Tuesday, June 15, 2010

Really Big Ten ... Twelve ... Whatever


There has been much talk of late in these parts about affiliation.

The dominant conversation here on my radio and newspaper is about colleges and conference affiliations and the relative values of several different affiliation. There is much gnashing of teeth over the loss of tradition and anticipation of possible futures. It is a reminder of the importance of affiliation, of belonging, of the value of connecting and the importance of seeking out such connections as are most valuable in so many ways.

Which is the problem with affiliations.

They are value-based. Well, what isn’t in this world? It is our essential motivation, our greatest purpose. To value. To find and receive value. To share value, particularly where it returns more value to us. It is the lens, the dogma, the doorway through which we come to affiliate.

What’s in this for me?

Every affiliation, every relationship, every purchase and gift subsists in this narrow category. Every act, every choice, every moment of every day is measured by its value. What did I gain? What did I add?

And this is the source of our every failure. We hope for value that we cannot obtain in this world, we ask for value from those around us that they cannot give, we pretend to add value to the world that we do not have. We have raised this world and each other and our lives to a bar that they cannot pass. We have laid down a standard that cannot be met.

Because we are prisoners of affiliations who do not understand what value is.

The word affiliation does not appear in the Bible. Ever. Anywhere. God is not interested in our affiliations, knowing that we assign them value that does not exist. What matters is not affiliation, not the simple, pragmatic, contractual, careful, casually made and easily broken relationships that we pretend matter.

What matters is love.

Compassion, as Luther translated it, is not an affiliation of value. It is, rather, a gut-wrenching, full body and soul leaping, go all in approach to life and the world around us.

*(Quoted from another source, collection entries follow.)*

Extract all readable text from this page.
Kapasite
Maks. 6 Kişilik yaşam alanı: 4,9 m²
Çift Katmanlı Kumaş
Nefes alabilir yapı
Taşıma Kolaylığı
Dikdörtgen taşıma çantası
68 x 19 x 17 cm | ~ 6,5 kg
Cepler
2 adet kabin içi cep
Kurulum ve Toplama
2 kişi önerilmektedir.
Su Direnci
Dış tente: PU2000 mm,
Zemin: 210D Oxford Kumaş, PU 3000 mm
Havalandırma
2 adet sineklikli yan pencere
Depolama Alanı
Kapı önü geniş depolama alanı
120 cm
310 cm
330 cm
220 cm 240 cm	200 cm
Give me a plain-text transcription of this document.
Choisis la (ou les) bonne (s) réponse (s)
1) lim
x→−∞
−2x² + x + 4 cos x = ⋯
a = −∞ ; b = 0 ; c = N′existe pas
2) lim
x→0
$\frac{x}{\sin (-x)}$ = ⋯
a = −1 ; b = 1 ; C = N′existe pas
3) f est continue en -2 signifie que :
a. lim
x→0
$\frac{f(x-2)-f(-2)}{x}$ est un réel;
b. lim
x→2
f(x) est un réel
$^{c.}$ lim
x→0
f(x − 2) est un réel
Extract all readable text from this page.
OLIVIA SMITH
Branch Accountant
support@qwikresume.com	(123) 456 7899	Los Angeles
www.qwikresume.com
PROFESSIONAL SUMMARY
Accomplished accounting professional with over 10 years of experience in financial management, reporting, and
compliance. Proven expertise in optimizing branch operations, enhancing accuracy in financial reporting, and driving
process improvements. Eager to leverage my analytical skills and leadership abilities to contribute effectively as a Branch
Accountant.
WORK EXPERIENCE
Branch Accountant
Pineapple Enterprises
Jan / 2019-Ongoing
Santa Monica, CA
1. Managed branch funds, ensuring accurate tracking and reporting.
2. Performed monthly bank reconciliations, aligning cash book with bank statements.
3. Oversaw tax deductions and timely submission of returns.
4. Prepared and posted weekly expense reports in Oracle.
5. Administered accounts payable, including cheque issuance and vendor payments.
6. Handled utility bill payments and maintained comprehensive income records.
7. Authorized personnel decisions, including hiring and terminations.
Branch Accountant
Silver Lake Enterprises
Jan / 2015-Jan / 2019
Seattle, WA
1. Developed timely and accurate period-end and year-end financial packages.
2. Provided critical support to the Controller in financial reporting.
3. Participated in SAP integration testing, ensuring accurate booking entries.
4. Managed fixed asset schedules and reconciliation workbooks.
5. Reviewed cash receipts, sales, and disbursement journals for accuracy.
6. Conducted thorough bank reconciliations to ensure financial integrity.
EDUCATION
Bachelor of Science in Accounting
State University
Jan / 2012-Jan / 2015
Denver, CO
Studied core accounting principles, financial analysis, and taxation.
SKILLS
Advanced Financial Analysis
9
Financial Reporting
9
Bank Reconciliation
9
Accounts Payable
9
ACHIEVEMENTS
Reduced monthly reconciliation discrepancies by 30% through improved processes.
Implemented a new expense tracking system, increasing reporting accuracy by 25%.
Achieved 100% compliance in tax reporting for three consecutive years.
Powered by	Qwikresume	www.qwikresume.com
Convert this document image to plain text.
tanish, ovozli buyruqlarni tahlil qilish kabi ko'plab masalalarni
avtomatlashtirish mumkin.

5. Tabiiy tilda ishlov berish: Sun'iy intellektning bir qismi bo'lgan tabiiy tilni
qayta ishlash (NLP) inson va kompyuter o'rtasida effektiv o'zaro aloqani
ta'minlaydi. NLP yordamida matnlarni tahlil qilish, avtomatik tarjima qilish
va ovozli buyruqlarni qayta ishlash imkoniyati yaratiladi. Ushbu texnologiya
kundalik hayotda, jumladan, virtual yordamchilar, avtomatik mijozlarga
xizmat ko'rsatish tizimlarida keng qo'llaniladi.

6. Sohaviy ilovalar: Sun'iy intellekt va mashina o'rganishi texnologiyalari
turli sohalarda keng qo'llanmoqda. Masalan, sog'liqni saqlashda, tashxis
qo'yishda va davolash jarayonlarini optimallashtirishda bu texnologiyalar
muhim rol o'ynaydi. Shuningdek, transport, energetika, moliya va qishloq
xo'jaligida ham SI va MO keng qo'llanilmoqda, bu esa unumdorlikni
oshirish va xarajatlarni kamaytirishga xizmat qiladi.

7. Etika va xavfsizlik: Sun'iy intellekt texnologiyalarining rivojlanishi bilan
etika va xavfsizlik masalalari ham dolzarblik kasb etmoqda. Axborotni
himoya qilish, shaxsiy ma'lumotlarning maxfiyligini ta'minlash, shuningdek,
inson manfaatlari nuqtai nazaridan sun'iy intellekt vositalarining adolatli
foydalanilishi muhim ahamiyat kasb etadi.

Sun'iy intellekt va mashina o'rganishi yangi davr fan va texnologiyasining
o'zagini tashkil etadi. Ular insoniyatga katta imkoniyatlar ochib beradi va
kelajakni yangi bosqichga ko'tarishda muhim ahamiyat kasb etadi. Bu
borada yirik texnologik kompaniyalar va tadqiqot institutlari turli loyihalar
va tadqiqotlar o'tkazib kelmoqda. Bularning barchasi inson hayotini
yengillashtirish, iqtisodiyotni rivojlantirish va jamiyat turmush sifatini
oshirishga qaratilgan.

It is not a “what could I choose to do?” but a “how could I not?” altitude of existence. It is the fullness of grace, the wholeness of abundant life, the challenge and dare of discipleship.

It is the difference between listening to news about poverty and putting a check in the offering. It is the difference between worrying about pollution and changing the way we use energy. It is the difference between caring about homelessness and picking up a hammer at a Habitat build. It is the difference between a sympathy card and a hug.

And it is what really adds value.

No one has ever been truly changed by an affiliation. Oh, certainly, we’ve shared by, delighted in, been proud of our affiliations, but not changed. It is only profound and intimate places of compassion that have the power to form and move. It is only grace. It is only love.

For what else except grace has the power to move a God of wrath and righteousness to give his own Son to redeem a broken and lost creation? No affiliation of this world or the next can produce such a day.

For we are daily blessed to know a God who does not affiliate with us but loves us, graces us, embraces and sacrifices for us. And perhaps we might, in the midst of our search for affiliation, pause to love as well.

If it might not make much news, it would surely change the world.